There is much to object to here. No one should have the power granted here to the HHS secretary. Even if he or she were a saint, the language in the bill invites abuse. It identifies as likely targets drugs on which Medicare spends the most. But outlays could as easily reflect high use — say because the drug offers a particularly effective therapy — as a high price. Driving down the price of such drugs would effectively punish the maker for producing something especially favored by the medical community. That serves nobody and could harm many.
Most concerning is how these rules discourage drug companies from developing new useful drugs.
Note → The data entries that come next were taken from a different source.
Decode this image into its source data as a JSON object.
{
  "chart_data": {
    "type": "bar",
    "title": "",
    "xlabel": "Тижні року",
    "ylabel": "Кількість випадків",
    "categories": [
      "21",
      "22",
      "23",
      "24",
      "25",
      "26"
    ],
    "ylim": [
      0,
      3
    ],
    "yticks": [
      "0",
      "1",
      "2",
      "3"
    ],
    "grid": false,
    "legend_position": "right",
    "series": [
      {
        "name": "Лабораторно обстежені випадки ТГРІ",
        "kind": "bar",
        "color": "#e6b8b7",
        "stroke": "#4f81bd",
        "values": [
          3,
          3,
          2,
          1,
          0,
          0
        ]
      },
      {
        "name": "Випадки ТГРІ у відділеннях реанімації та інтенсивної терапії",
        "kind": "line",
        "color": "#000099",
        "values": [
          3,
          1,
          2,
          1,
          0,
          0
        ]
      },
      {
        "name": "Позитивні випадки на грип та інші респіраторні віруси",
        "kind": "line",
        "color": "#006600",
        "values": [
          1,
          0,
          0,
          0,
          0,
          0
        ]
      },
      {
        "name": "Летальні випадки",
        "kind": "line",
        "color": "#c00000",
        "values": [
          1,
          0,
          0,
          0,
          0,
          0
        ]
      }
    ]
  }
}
Although there is no way to countenance price gouging, the rules should allow producers the potential for gain, or they will refuse to go through the expensive process of developing drugs and winning their approval. Without the prospect of gain, the nation will miss out on the flow of pharmaceuticals that in the past have improved and extended life in the United States and elsewhere. There are surely compromises that can secure this welcome flow of drugs and at the same time protect the public from abuse. The arbitrary power and rigid metrics of this law fails on both scores.
This third part of the series joins the others to explain how flawed this law is whatever its intensions. True, it will no more ruin the economy than it will save the planet. Much remains uncertain, but three effects are clear: 1. Taxes will rise. 2. Health care will not get cheaper, but the cost will shift to taxpayers. 3. The federal bureaucracy will increase as will Washington’s control over what the economy produces and how it does so.